An improving economy has revived the election hopes of Bolsonaro, who trails former President Luiz Inácio Lula da Silva in opinion polls but has lifted his popularity with an expanded welfare program and short-term tax measures to curb inflation. read more

Second-quarter GDP was bolstered by 1.3% growth in the dominant services sector, along with a 2.2% gain for industry and a 0.5% expansion for agriculture. On the demand side, investment jumped 4.8% and consumer spending rose 2.6%, while government expenditure declined 0.9%.

Brazil’s jobless rate dropped to 9.1% in the quarter through July, the lowest in nearly seven years.

Thursday’s GDP data led to a wave of upward revisions for growth this year. Bank of America now forecasts 3.25% expansion, up from 2.5% before. Goldman Sachs raised its 2022 growth forecast to 2.9% from 2.2% previously.

William Jackson, chief emerging markets economist at Capital Economics, improved his outlook for this year to 2.5% growth from 2%, but stressed that “the economy is likely to soften over the second half of the year”.

Brazil’s central bank has pushed interest rates to 13.75% from a record low of 2% in March 2021 in an effort to battle high inflation. But the brunt of that tightening may not be felt until the October election has passed.
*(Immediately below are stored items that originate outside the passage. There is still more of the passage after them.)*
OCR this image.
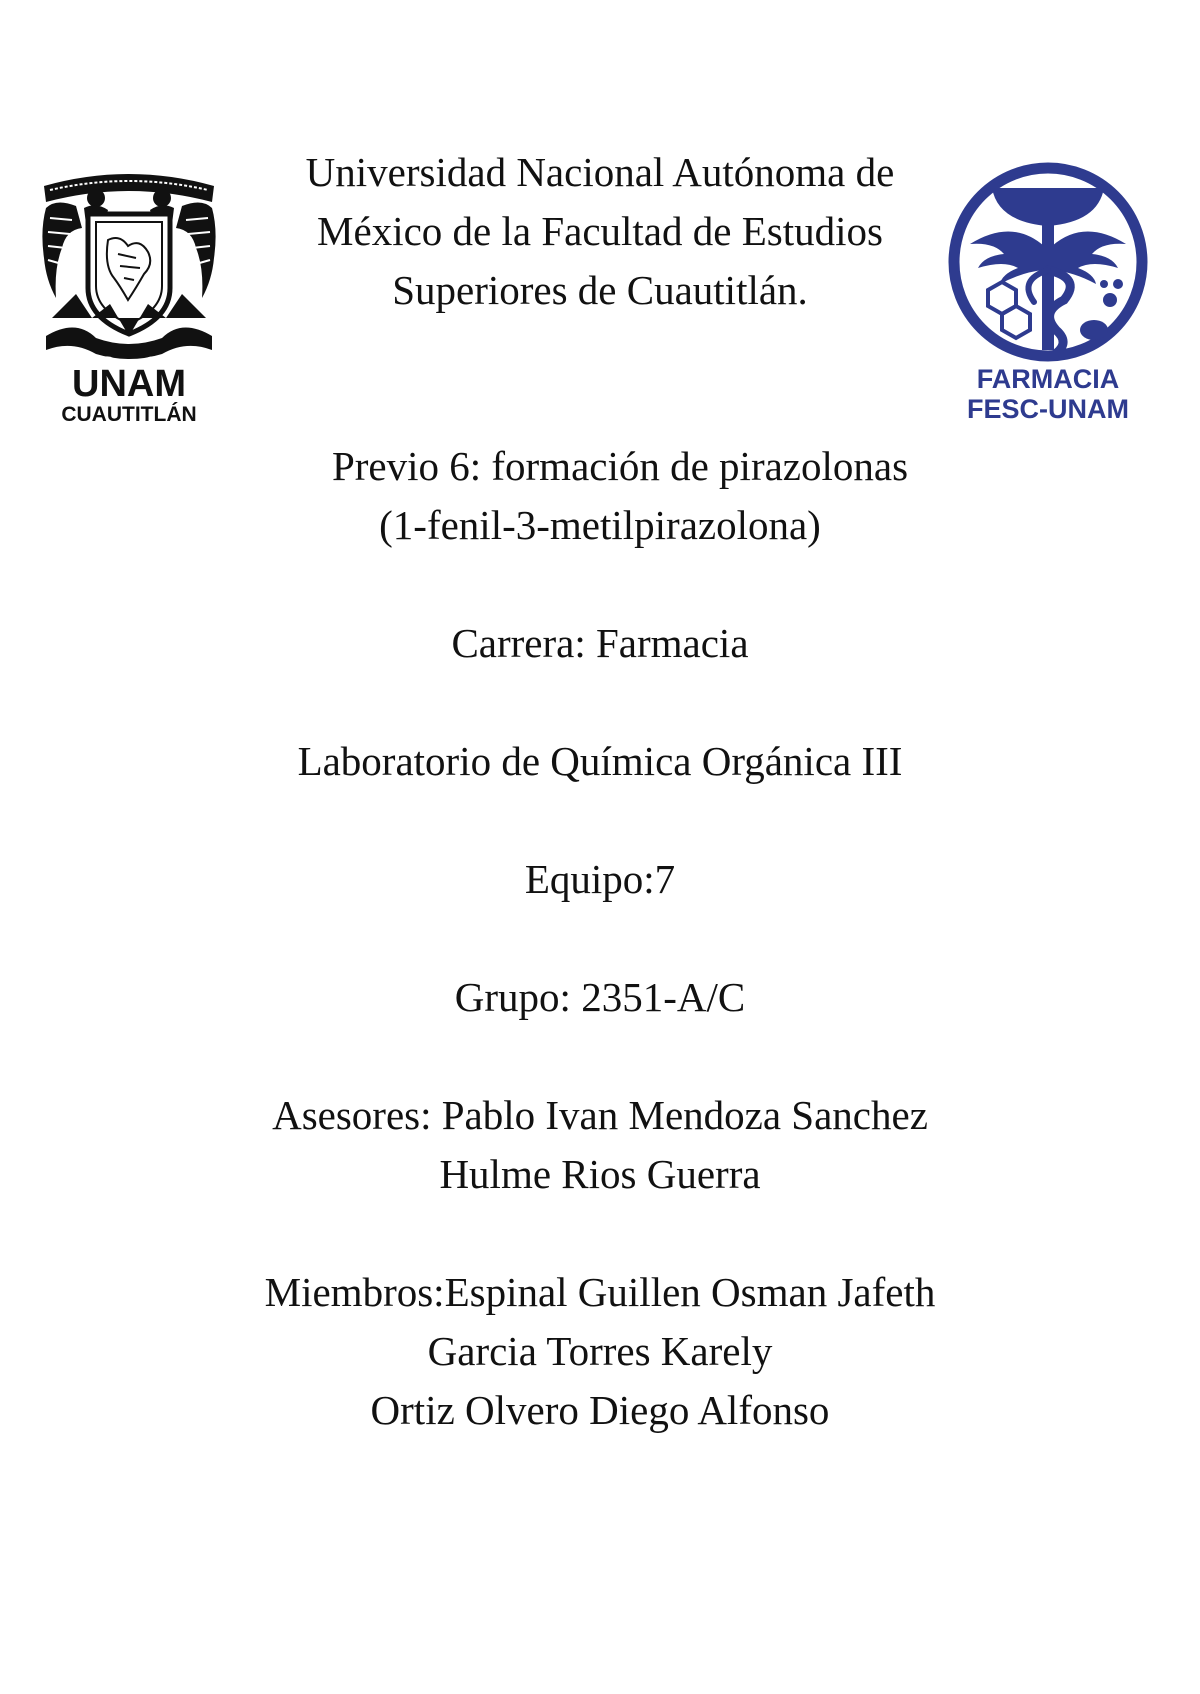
UNAM
CUAUTITLÁN
Universidad Nacional Autónoma de
México de la Facultad de Estudios
Superiores de Cuautitlán.
FARMACIA
FESC-UNAM
Previo 6: formación de pirazolonas
(1-fenil-3-metilpirazolona)
Carrera: Farmacia
Laboratorio de Química Orgánica III
Equipo:7
Grupo: 2351-A/C
Asesores: Pablo Ivan Mendoza Sanchez
Hulme Rios Guerra
Miembros:Espinal Guillen Osman Jafeth
Garcia Torres Karely
Ortiz Olvero Diego Alfonso
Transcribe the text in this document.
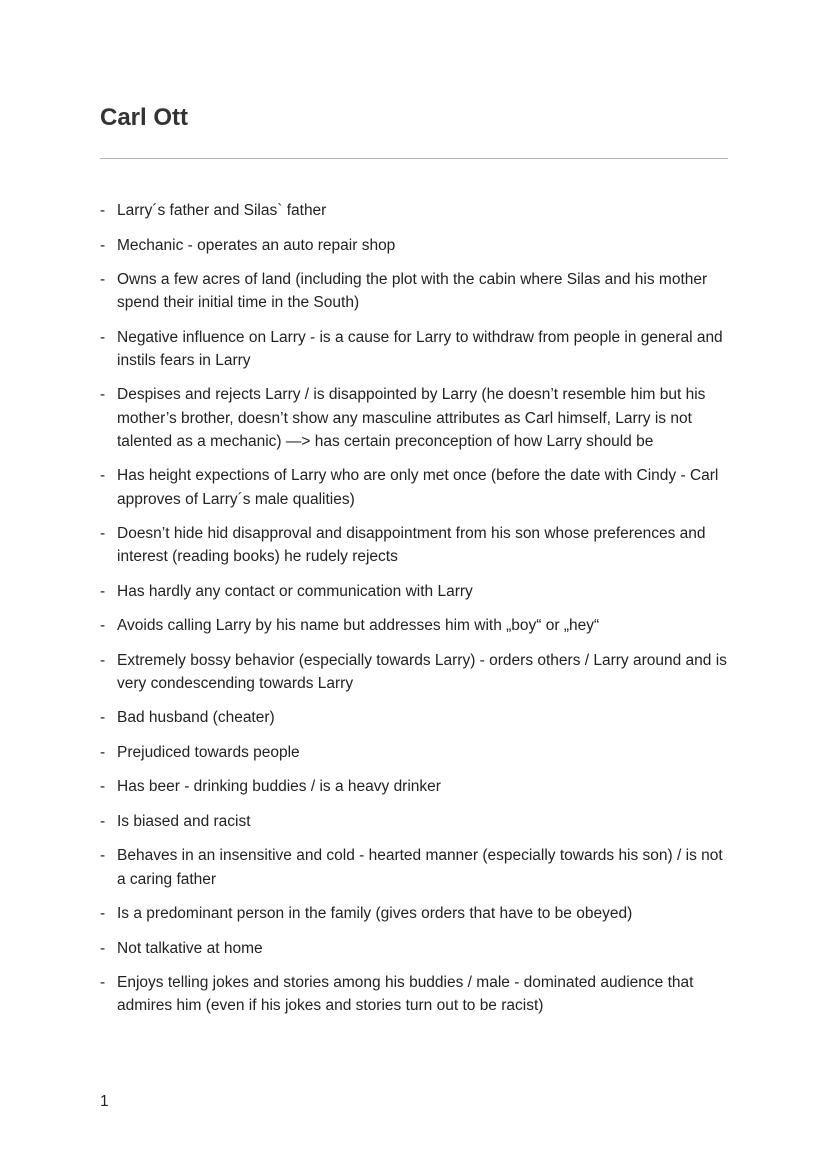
Carl Ott
- Larry´s father and Silas` father
- Mechanic - operates an auto repair shop
- Owns a few acres of land (including the plot with the cabin where Silas and his mother spend their initial time in the South)
- Negative influence on Larry - is a cause for Larry to withdraw from people in general and instils fears in Larry
- Despises and rejects Larry / is disappointed by Larry (he doesn’t resemble him but his mother’s brother, doesn’t show any masculine attributes as Carl himself, Larry is not talented as a mechanic) —> has certain preconception of how Larry should be
- Has height expections of Larry who are only met once (before the date with Cindy - Carl approves of Larry´s male qualities)
- Doesn’t hide hid disapproval and disappointment from his son whose preferences and interest (reading books) he rudely rejects
- Has hardly any contact or communication with Larry
- Avoids calling Larry by his name but addresses him with „boy“ or „hey“
- Extremely bossy behavior (especially towards Larry) - orders others / Larry around and is very condescending towards Larry
- Bad husband (cheater)
- Prejudiced towards people
- Has beer - drinking buddies / is a heavy drinker
- Is biased and racist
- Behaves in an insensitive and cold - hearted manner (especially towards his son) / is not a caring father
- Is a predominant person in the family (gives orders that have to be obeyed)
- Not talkative at home
- Enjoys telling jokes and stories among his buddies / male - dominated audience that admires him (even if his jokes and stories turn out to be racist)
1
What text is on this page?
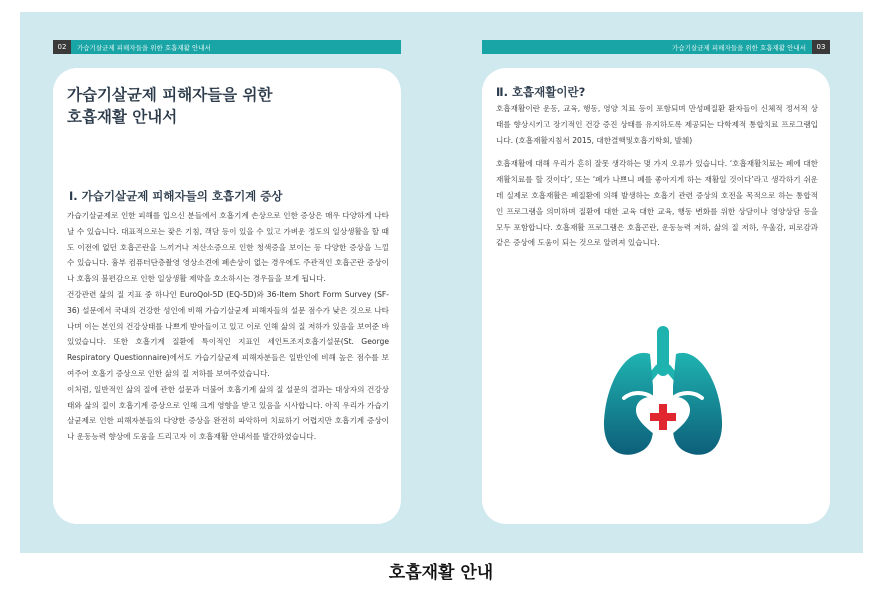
02	가습기살균제 피해자들을 위한 호흡재활 안내서	가습기살균제 피해자들을 위한 호흡재활 안내서	03
가습기살균제 피해자들을 위한
호흡재활 안내서
Ⅰ. 가습기살균제 피해자들의 호흡기계 증상
가습기살균제로 인한 피해를 입으신 분들에서 호흡기계 손상으로 인한 증상은 매우 다양하게 나타날 수 있습니다. 대표적으로는 잦은 기침, 객담 등이 있을 수 있고 가벼운 정도의 일상생활을 할 때도 이전에 없던 호흡곤란을 느끼거나 저산소증으로 인한 청색증을 보이는 등 다양한 증상을 느낄 수 있습니다. 흉부 컴퓨터단층촬영 영상소견에 폐손상이 없는 경우에도 주관적인 호흡곤란 증상이나 호흡의 불편감으로 인한 일상생활 제약을 호소하시는 경우들을 보게 됩니다.
건강관련 삶의 질 지표 중 하나인 EuroQol-5D (EQ-5D)와 36-Item Short Form Survey (SF-36) 설문에서 국내의 건강한 성인에 비해 가습기살균제 피해자들의 설문 점수가 낮은 것으로 나타나며 이는 본인의 건강상태를 나쁘게 받아들이고 있고 이로 인해 삶의 질 저하가 있음을 보여준 바 있었습니다. 또한 호흡기계 질환에 특이적인 지표인 세인트조지호흡기설문(St. George Respiratory Questionnaire)에서도 가습기살균제 피해자분들은 일반인에 비해 높은 점수를 보여주어 호흡기 증상으로 인한 삶의 질 저하를 보여주었습니다.
이처럼, 일반적인 삶의 질에 관한 설문과 더불어 호흡기계 삶의 질 설문의 결과는 대상자의 건강상태와 삶의 질이 호흡기계 증상으로 인해 크게 영향을 받고 있음을 시사합니다. 아직 우리가 가습기살균제로 인한 피해자분들의 다양한 증상을 완전히 파악하여 치료하기 어렵지만 호흡기계 증상이나 운동능력 향상에 도움을 드리고자 이 호흡재활 안내서를 발간하였습니다.
Ⅱ. 호흡재활이란?
호흡재활이란 운동, 교육, 행동, 영양 치료 등이 포함되며 만성폐질환 환자들이 신체적 정서적 상태를 향상시키고 장기적인 건강 증진 상태를 유지하도록 제공되는 다학제적 통합치료 프로그램입니다. (호흡재활지침서 2015, 대한결핵및호흡기학회, 발췌)
호흡재활에 대해 우리가 흔히 잘못 생각하는 몇 가지 오류가 있습니다. ‘호흡재활치료는 폐에 대한 재활치료를 할 것이다’, 또는 ‘폐가 나쁘니 폐를 좋아지게 하는 재활일 것이다’라고 생각하기 쉬운데 실제로 호흡재활은 폐질환에 의해 발생하는 호흡기 관련 증상의 호전을 목적으로 하는 통합적인 프로그램을 의미하며 질환에 대한 교육 대한 교육, 행동 변화를 위한 상담이나 영양상담 등을 모두 포함합니다. 호흡재활 프로그램은 호흡곤란, 운동능력 저하, 삶의 질 저하, 우울감, 피로감과 같은 증상에 도움이 되는 것으로 알려져 있습니다.
호흡재활 안내
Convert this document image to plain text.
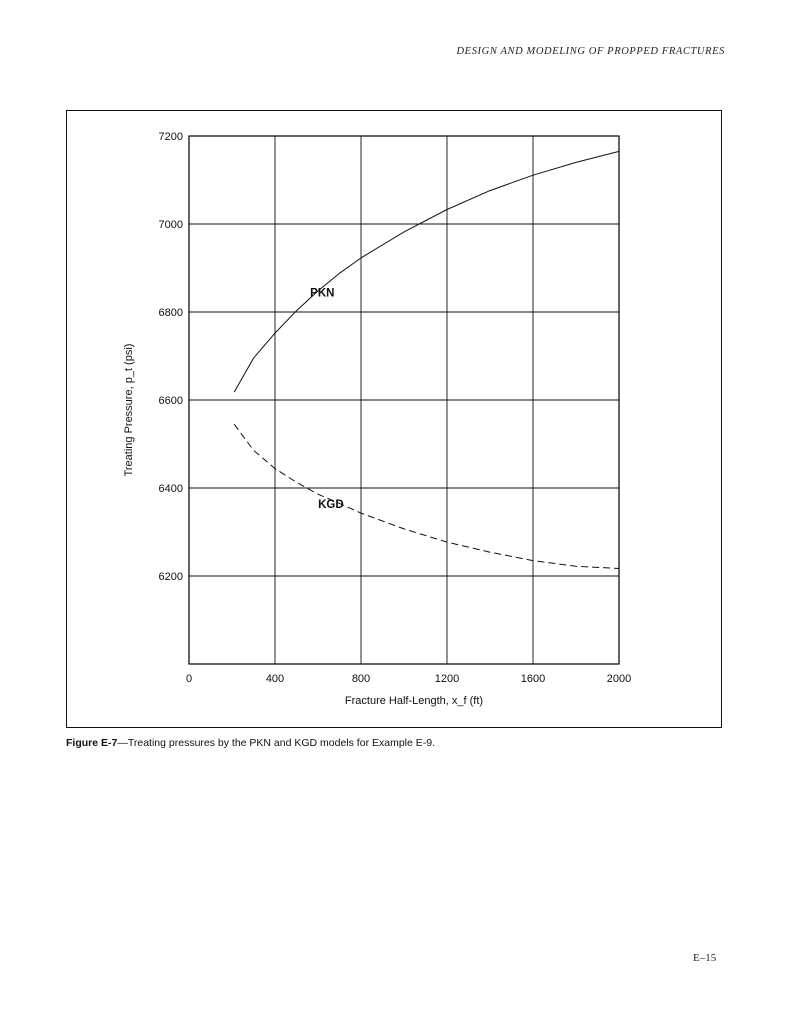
DESIGN AND MODELING OF PROPPED FRACTURES
0	400	800	1200	1600	2000
6200
6400
6600
6800
7000
7200
Fracture Half-Length, x_f (ft)
Treating Pressure, p_t (psi)
PKN
KGD
Figure E-7—Treating pressures by the PKN and KGD models for Example E-9.
E–15
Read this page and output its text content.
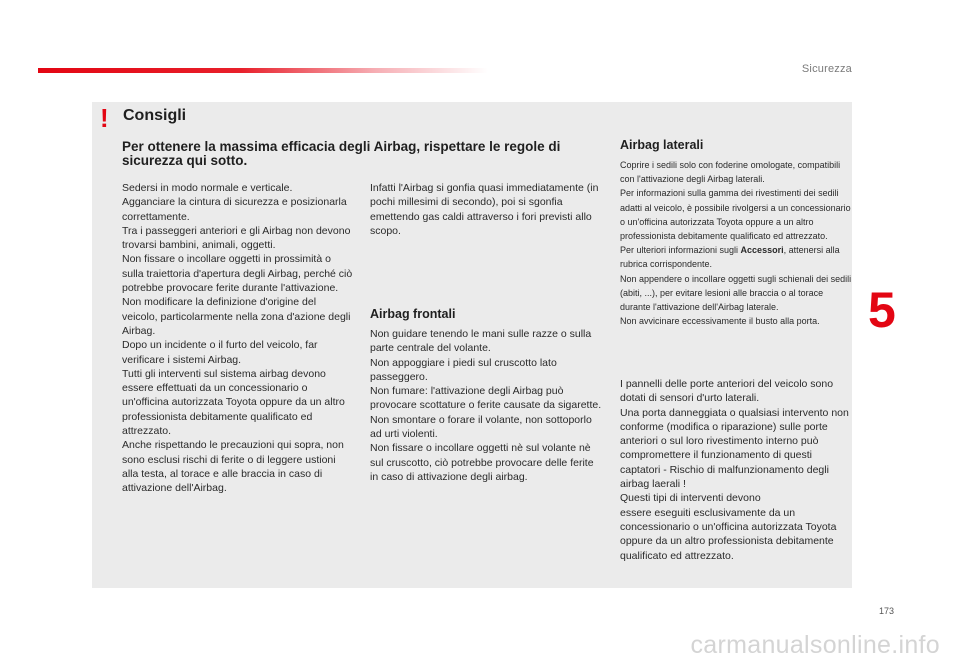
Sicurezza
5
! Consigli
Per ottenere la massima efficacia degli Airbag, rispettare le regole di sicurezza qui sotto.
Sedersi in modo normale e verticale.
Agganciare la cintura di sicurezza e posizionarla correttamente.
Tra i passeggeri anteriori e gli Airbag non devono trovarsi bambini, animali, oggetti.
Non fissare o incollare oggetti in prossimità o sulla traiettoria d'apertura degli Airbag, perché ciò potrebbe provocare ferite durante l'attivazione.
Non modificare la definizione d'origine del veicolo, particolarmente nella zona d'azione degli Airbag.
Dopo un incidente o il furto del veicolo, far verificare i sistemi Airbag.
Tutti gli interventi sul sistema airbag devono essere effettuati da un concessionario o un'officina autorizzata Toyota oppure da un altro professionista debitamente qualificato ed attrezzato.
Anche rispettando le precauzioni qui sopra, non sono esclusi rischi di ferite o di leggere ustioni alla testa, al torace e alle braccia in caso di attivazione dell'Airbag.
Infatti l'Airbag si gonfia quasi immediatamente (in pochi millesimi di secondo), poi si sgonfia emettendo gas caldi attraverso i fori previsti allo scopo.
Airbag frontali
Non guidare tenendo le mani sulle razze o sulla parte centrale del volante.
Non appoggiare i piedi sul cruscotto lato passeggero.
Non fumare: l'attivazione degli Airbag può provocare scottature o ferite causate da sigarette.
Non smontare o forare il volante, non sottoporlo ad urti violenti.
Non fissare o incollare oggetti nè sul volante nè sul cruscotto, ciò potrebbe provocare delle ferite in caso di attivazione degli airbag.
Airbag laterali
Coprire i sedili solo con foderine omologate, compatibili con l'attivazione degli Airbag laterali.
Per informazioni sulla gamma dei rivestimenti dei sedili adatti al veicolo, è possibile rivolgersi a un concessionario o un'officina autorizzata Toyota oppure a un altro professionista debitamente qualificato ed attrezzato.
Per ulteriori informazioni sugli Accessori, attenersi alla rubrica corrispondente.
Non appendere o incollare oggetti sugli schienali dei sedili (abiti, ...), per evitare lesioni alle braccia o al torace durante l'attivazione dell'Airbag laterale.
Non avvicinare eccessivamente il busto alla porta.
I pannelli delle porte anteriori del veicolo sono dotati di sensori d'urto laterali.
Una porta danneggiata o qualsiasi intervento non conforme (modifica o riparazione) sulle porte anteriori o sul loro rivestimento interno può compromettere il funzionamento di questi captatori - Rischio di malfunzionamento degli airbag laerali !
Questi tipi di interventi devono
essere eseguiti esclusivamente da un concessionario o un'officina autorizzata Toyota oppure da un altro professionista debitamente qualificato ed attrezzato.
173
carmanualsonline.info
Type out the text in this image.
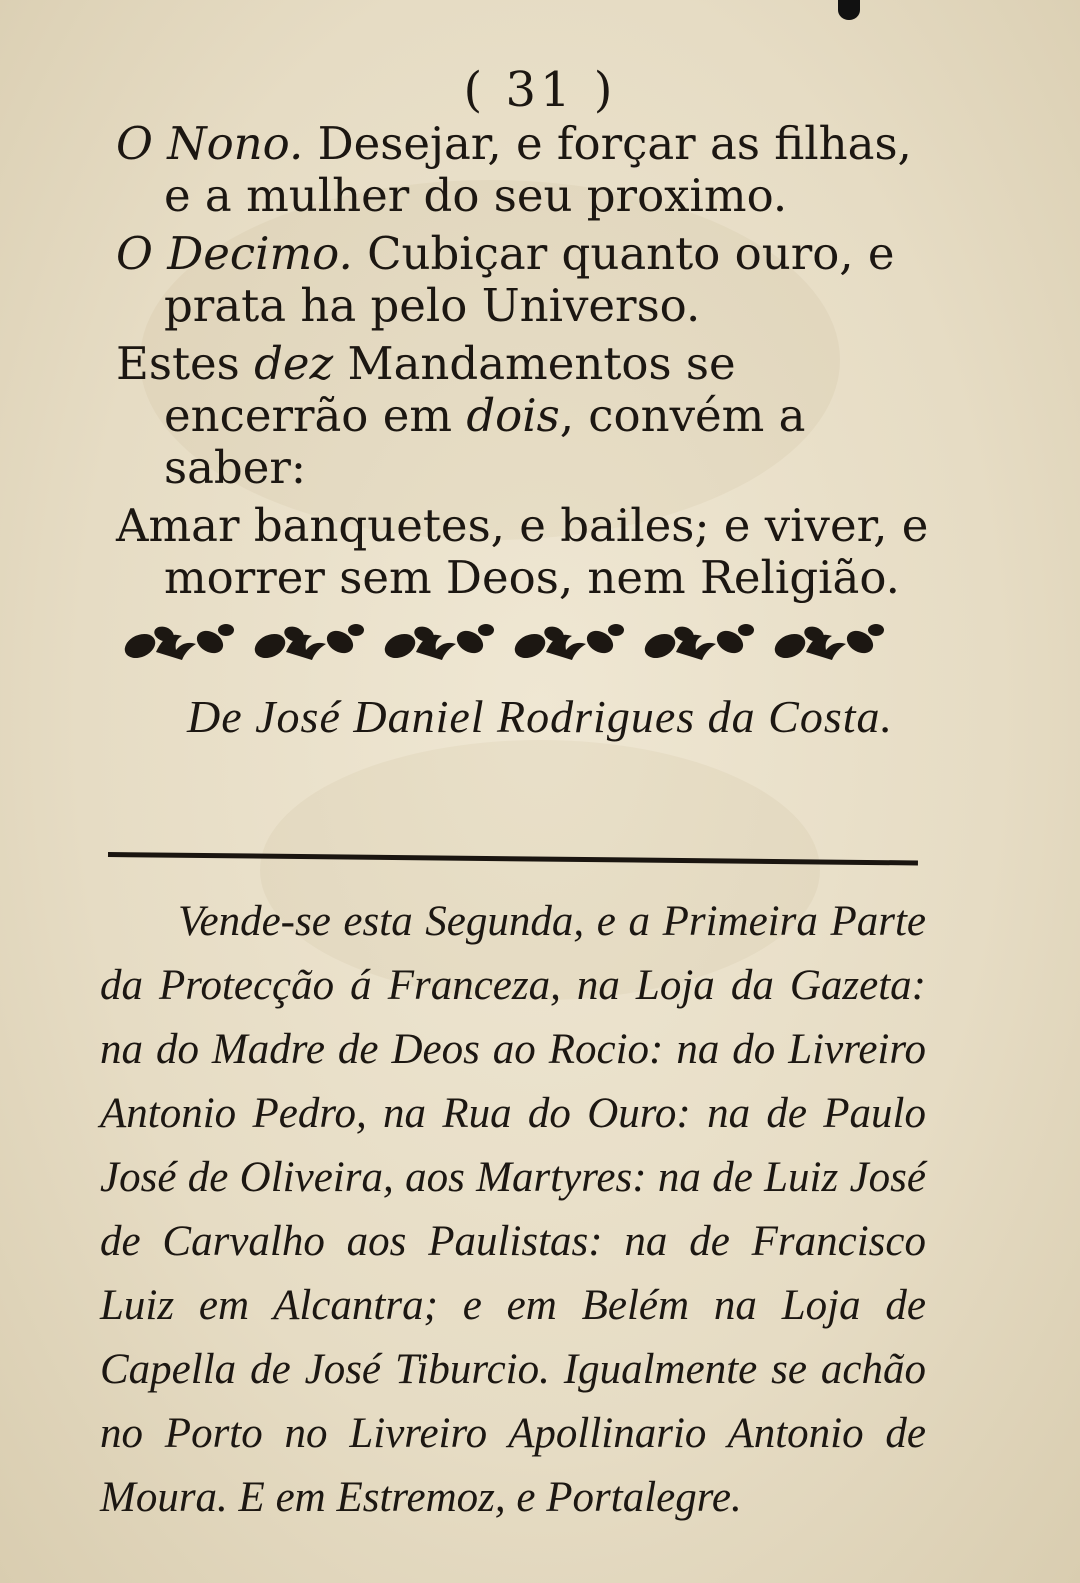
( 31 )

O Nono. Desejar, e forçar as filhas, e a mulher do seu proximo.

O Decimo. Cubiçar quanto ouro, e prata ha pelo Universo.

Estes dez Mandamentos se encerrão em dois, convém a saber:

Amar banquetes, e bailes; e viver, e morrer sem Deos, nem Religião.

De José Daniel Rodrigues da Costa.

Vende-se esta Segunda, e a Primeira Parte da Protecção á Franceza, na Loja da Gazeta: na do Madre de Deos ao Rocio: na do Livreiro Antonio Pedro, na Rua do Ouro: na de Paulo José de Oliveira, aos Martyres: na de Luiz José de Carvalho aos Paulistas: na de Francisco Luiz em Alcantra; e em Belém na Loja de Capella de José Tiburcio. Igualmente se achão no Porto no Livreiro Apollinario Antonio de Moura. E em Estremoz, e Portalegre.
Rogerio Boueri, head of the Economic Studies Advisory at the Economy Ministry, played down the impact of higher rates on activity this year. He suggested the official 2% growth forecast for 2022 is “dated,” as carry-over effects alone now point to a 2.4% expansion.

Activity in the second quarter grew 3.2% from the same period of 2021, beating a 2.8% forecast in the Reuters poll.

IBGE also revised first-quarter growth to a 1.1% expansion from the end of 2020, from 1.0% growth reported previously.